Africa News GH

PIAC warns falling oil production, calls for transparency and urgent investment to protect infrastructure plans

 


Story by: Paul Mensah Nsor 

Public Interest and Accountability Committee (PIAC) (PIAC) has warned that declining oil production and falling international oil prices threaten Ghana’s revenue base and the government’s flagship infrastructure programme, urging immediate measures to attract investment and ensure transparency in petroleum revenue management.

Speaking at the launch of the 2025 annual report, PIAC chairman Richard Ellinah said the combination of lower production and weak global oil prices reduces government receipts that fund major projects. “Since we cannot control international oil prices, what we can do as a country is ramp up production,” Ellinah said, calling for pragmatic government action to both attract new exploration and production investment and to incentivize existing operators to boost output.

Ellinah raised legal and transparency concerns over the handling of reported petroleum revenues, citing a dispute involving the Ghana National Petroleum Corporation (GNPC) and a GNPC subsidiary formed after a buyback of partner shares. He said GNPC a wholly state-owned company created Jubilee Oil Holding Limited  and that under the Petroleum Revenue Management Act (PRMA) any revenues accruing to a state-owned entity must be remitted into the Petroleum Holding Fund (PHF). PIAC contends that roughly $530 million linked to the transaction has not been lodged in the PHF, which, the committee says, would be a breach of the law.

“The refusal to lodge the $530‑something million into the PHF constitutes a breach of the law,” Ellinah said, urging government to call GNPC to order and to ensure legal compliance.

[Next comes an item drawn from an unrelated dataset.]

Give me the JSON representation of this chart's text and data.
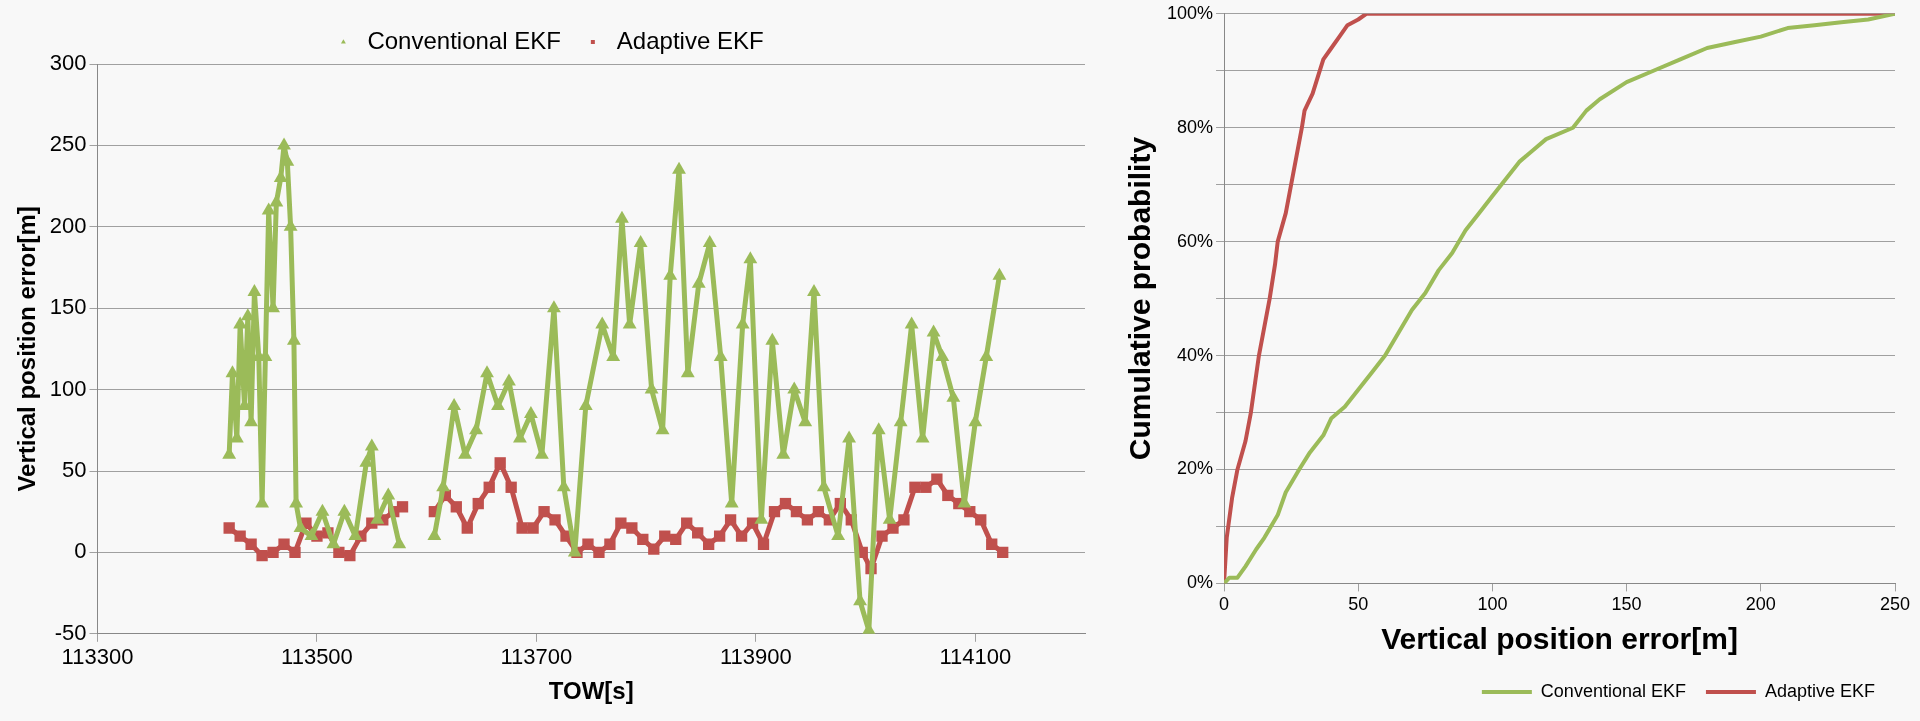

PIAC reiterated calls for greater transparency in the use of Annual Budget Funding Amount (ABFA) resources, noting that recent legal amendments have concentrated 95% of ABFA allocations into an infrastructure push led by projects such as the Accra–Kumasi expressway. With ABFA now largely channeled to big infrastructure, PIAC wants detailed disclosures contract awardees, contract terms, and segmented lot breakdowns—so it can inspect and monitor implementation and inform the public.

Ellinah also questioned ongoing government transfers to a special purpose vehicle (SPV) established by the Ghana Infrastructure Investment Fund, noting the fund was removed as a named beneficiary in recent PRMA amendments. That, he said, raises legal, political and corruption risks.

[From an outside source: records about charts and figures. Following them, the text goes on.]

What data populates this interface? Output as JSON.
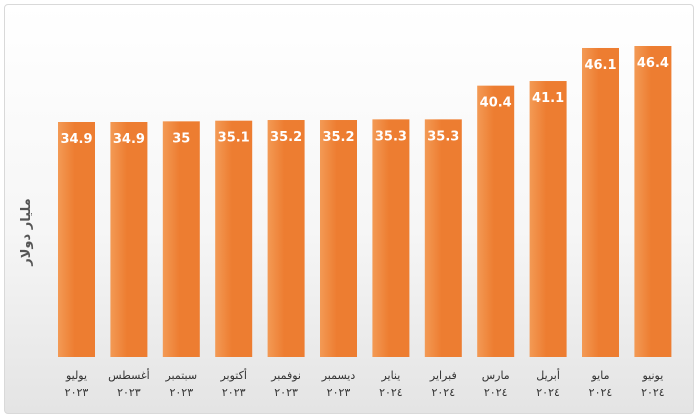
{
  "chart_data": {
    "type": "bar",
    "title": "",
    "xlabel": "",
    "ylabel": "مليار دولار",
    "categories": [
      {
        "month": "يوليو",
        "year": "٢٠٢٣"
      },
      {
        "month": "أغسطس",
        "year": "٢٠٢٣"
      },
      {
        "month": "سبتمبر",
        "year": "٢٠٢٣"
      },
      {
        "month": "أكتوبر",
        "year": "٢٠٢٣"
      },
      {
        "month": "نوفمبر",
        "year": "٢٠٢٣"
      },
      {
        "month": "ديسمبر",
        "year": "٢٠٢٣"
      },
      {
        "month": "يناير",
        "year": "٢٠٢٤"
      },
      {
        "month": "فبراير",
        "year": "٢٠٢٤"
      },
      {
        "month": "مارس",
        "year": "٢٠٢٤"
      },
      {
        "month": "أبريل",
        "year": "٢٠٢٤"
      },
      {
        "month": "مايو",
        "year": "٢٠٢٤"
      },
      {
        "month": "يونيو",
        "year": "٢٠٢٤"
      }
    ],
    "values": [
      34.9,
      34.9,
      35,
      35.1,
      35.2,
      35.2,
      35.3,
      35.3,
      40.4,
      41.1,
      46.1,
      46.4
    ],
    "value_labels": [
      "34.9",
      "34.9",
      "35",
      "35.1",
      "35.2",
      "35.2",
      "35.3",
      "35.3",
      "40.4",
      "41.1",
      "46.1",
      "46.4"
    ],
    "bar_color": "#ED7D31",
    "bar_color_light": "#F39A55",
    "grid": false,
    "legend": "none"
  }
}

On addressing production declines, Richard Ellinah recommended both attracting new exploration and moving discovered fields into commercial production, stressing that discoveries alone are insufficient without development to the production stage. Ellinah also urged the government to address technical and fiscal disincentives that have driven some operators away or stalled investment citing outdated industry data, unitization challenges, royalty and tax concerns and to streamline conditions to retain and encourage existing investors.

The launch produced several calls to action: require GNPC to remit the disputed funds to the PHF; demand full government transparency on ABFA-funded infrastructure contracts and lot segmentation; and implement measures to increase sector production, including renewed exploration, commercialisation of discoveries, updated data provision, and resolution of technical and fiscal obstacles for operators.

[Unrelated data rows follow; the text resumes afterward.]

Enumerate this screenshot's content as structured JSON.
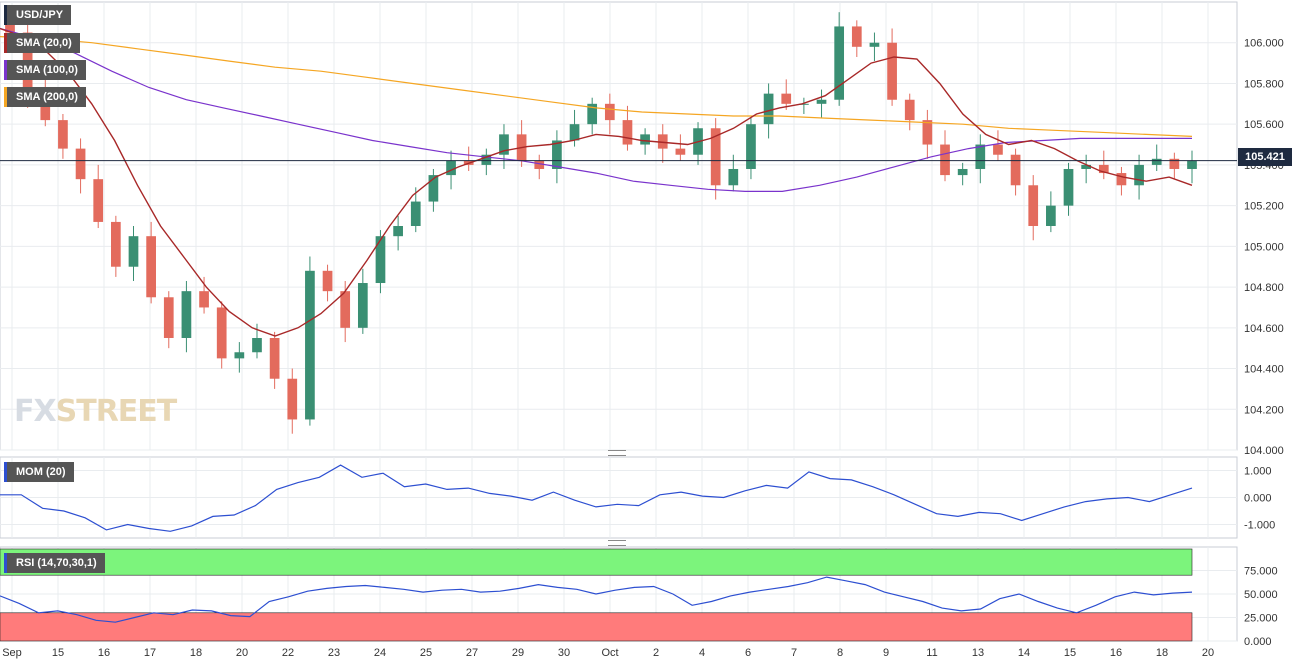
{
  "legends": {
    "symbol": "USD/JPY",
    "sma20": "SMA (20,0)",
    "sma100": "SMA (100,0)",
    "sma200": "SMA (200,0)",
    "mom": "MOM (20)",
    "rsi": "RSI (14,70,30,1)"
  },
  "current_price": "105.421",
  "watermark": {
    "fx": "FX",
    "street": "STREET"
  },
  "colors": {
    "up": "#3a8f73",
    "down": "#e36b5d",
    "sma20": "#a82828",
    "sma100": "#7a33cc",
    "sma200": "#f5a623",
    "momentum": "#2d4fd1",
    "rsi": "#2d4fd1",
    "overbought_zone": "#7cf47c",
    "oversold_zone": "#ff7b7b",
    "price_line": "#1e2a40",
    "grid": "#e9ecef"
  },
  "chart_data": [
    {
      "type": "candlestick",
      "title": "USD/JPY",
      "ylim": [
        104.0,
        106.2
      ],
      "yticks": [
        104.0,
        104.2,
        104.4,
        104.6,
        104.8,
        105.0,
        105.2,
        105.4,
        105.6,
        105.8,
        106.0
      ],
      "ytick_labels": [
        "104.000",
        "104.200",
        "104.400",
        "104.600",
        "104.800",
        "105.000",
        "105.200",
        "105.400",
        "105.600",
        "105.800",
        "106.000"
      ],
      "xtick_labels": [
        "Sep",
        "15",
        "16",
        "17",
        "18",
        "20",
        "22",
        "23",
        "24",
        "25",
        "27",
        "29",
        "30",
        "Oct",
        "2",
        "4",
        "6",
        "7",
        "8",
        "9",
        "11",
        "13",
        "14",
        "15",
        "16",
        "18",
        "20"
      ],
      "last_price": 105.421,
      "candle_closes": [
        106.05,
        105.75,
        105.62,
        105.48,
        105.33,
        105.12,
        104.9,
        105.05,
        104.75,
        104.55,
        104.78,
        104.7,
        104.45,
        104.48,
        104.55,
        104.35,
        104.15,
        104.88,
        104.78,
        104.6,
        104.82,
        105.05,
        105.1,
        105.22,
        105.35,
        105.42,
        105.4,
        105.45,
        105.55,
        105.42,
        105.38,
        105.52,
        105.6,
        105.7,
        105.62,
        105.5,
        105.55,
        105.48,
        105.45,
        105.58,
        105.3,
        105.38,
        105.6,
        105.75,
        105.7,
        105.7,
        105.72,
        106.08,
        105.98,
        106.0,
        105.72,
        105.62,
        105.5,
        105.35,
        105.38,
        105.5,
        105.45,
        105.3,
        105.1,
        105.2,
        105.38,
        105.4,
        105.36,
        105.3,
        105.4,
        105.43,
        105.38,
        105.42
      ],
      "sma20": [
        106.07,
        106.03,
        105.96,
        105.85,
        105.7,
        105.52,
        105.3,
        105.1,
        104.95,
        104.8,
        104.68,
        104.6,
        104.56,
        104.6,
        104.67,
        104.77,
        104.93,
        105.1,
        105.25,
        105.34,
        105.39,
        105.43,
        105.47,
        105.49,
        105.5,
        105.52,
        105.55,
        105.54,
        105.52,
        105.51,
        105.5,
        105.53,
        105.58,
        105.65,
        105.68,
        105.7,
        105.74,
        105.82,
        105.9,
        105.93,
        105.92,
        105.8,
        105.65,
        105.55,
        105.5,
        105.52,
        105.48,
        105.42,
        105.37,
        105.34,
        105.32,
        105.34,
        105.3
      ],
      "sma100": [
        106.07,
        106.02,
        105.95,
        105.86,
        105.78,
        105.72,
        105.68,
        105.64,
        105.6,
        105.56,
        105.52,
        105.49,
        105.46,
        105.44,
        105.42,
        105.39,
        105.36,
        105.32,
        105.3,
        105.28,
        105.27,
        105.27,
        105.3,
        105.34,
        105.39,
        105.44,
        105.48,
        105.51,
        105.52,
        105.53,
        105.53,
        105.53,
        105.53
      ],
      "sma200": [
        106.03,
        106.02,
        106.0,
        105.97,
        105.94,
        105.91,
        105.88,
        105.86,
        105.83,
        105.8,
        105.77,
        105.74,
        105.71,
        105.68,
        105.66,
        105.65,
        105.64,
        105.64,
        105.63,
        105.62,
        105.61,
        105.6,
        105.58,
        105.57,
        105.56,
        105.55,
        105.54
      ]
    },
    {
      "type": "line",
      "title": "MOM (20)",
      "ylim": [
        -1.5,
        1.5
      ],
      "yticks": [
        1.0,
        0.0,
        -1.0
      ],
      "ytick_labels": [
        "1.000",
        "0.000",
        "-1.000"
      ],
      "values": [
        0.1,
        0.1,
        -0.4,
        -0.5,
        -0.75,
        -1.2,
        -1.0,
        -1.15,
        -1.25,
        -1.05,
        -0.7,
        -0.65,
        -0.3,
        0.3,
        0.55,
        0.75,
        1.2,
        0.75,
        0.9,
        0.4,
        0.5,
        0.3,
        0.35,
        0.15,
        0.05,
        -0.1,
        0.2,
        -0.1,
        -0.35,
        -0.25,
        -0.3,
        0.1,
        0.2,
        0.05,
        0.0,
        0.25,
        0.45,
        0.35,
        0.95,
        0.7,
        0.65,
        0.4,
        0.1,
        -0.25,
        -0.6,
        -0.7,
        -0.55,
        -0.6,
        -0.85,
        -0.6,
        -0.35,
        -0.15,
        -0.05,
        0.0,
        -0.15,
        0.1,
        0.35
      ]
    },
    {
      "type": "line",
      "title": "RSI (14,70,30,1)",
      "ylim": [
        0,
        100
      ],
      "yticks": [
        75,
        50,
        25,
        0
      ],
      "ytick_labels": [
        "75.000",
        "50.000",
        "25.000",
        "0.000"
      ],
      "overbought": 70,
      "oversold": 30,
      "values": [
        48,
        40,
        30,
        32,
        28,
        22,
        20,
        25,
        30,
        28,
        33,
        32,
        27,
        26,
        42,
        47,
        53,
        56,
        58,
        59,
        57,
        55,
        52,
        54,
        55,
        52,
        53,
        56,
        60,
        57,
        55,
        50,
        54,
        57,
        58,
        50,
        38,
        42,
        48,
        52,
        55,
        58,
        62,
        68,
        64,
        60,
        52,
        47,
        42,
        35,
        32,
        34,
        45,
        50,
        42,
        35,
        30,
        38,
        47,
        52,
        49,
        51,
        52
      ]
    }
  ]
}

Richard Ellinah said it will continue monitoring developments and seek compliance with the PRMA to safeguard revenues intended for national development.

 Prof. Henry Kwasi Prempeh, Executive Director of the Centre for Democratic Development (CDD-Ghana), called on Parliament and civil society to strengthen accountability mechanisms during the launch of the Petroleum Income Accountability Committee (PIAC) 2025 Annual Report.

Speaking at the Launch, Prof. Prempeh recalled his early commentary on Ghana’s oil discovery and highlighted PIAC’s pioneering role as a civil-society-led watchdog. He praised the establishment of PIAC as a significant institutional innovation that helped ensure public scrutiny of oil revenues and expenditures, noting the body’s survival and continued reporting  now in its 29th statutory report  as an achievement worth celebrating.

Prof. Prempeh also sounded a cautionary note about the fragility of Ghana’s democratic gains. He warned that political polarization and winner-takes-all tendencies could leave PIAC vulnerable, since it is established by statute rather than enshrined in the constitution. He urged Parliament to treat PIAC reports with the same seriousness accorded to the Auditor-General’s reports debating findings and acting on recommendations to ensure follow-through and accountability.

Highlighting the broader implications of resource management, Prof. Prempeh proposed expanding PIAC’s mandate beyond oil and gas to cover other natural resources such as gold and emerging critical minerals. He called on professional bodies, civil society organizations and the media to amplify PIAC’s findings, educate the public and sustain pressure on authorities to implement reforms.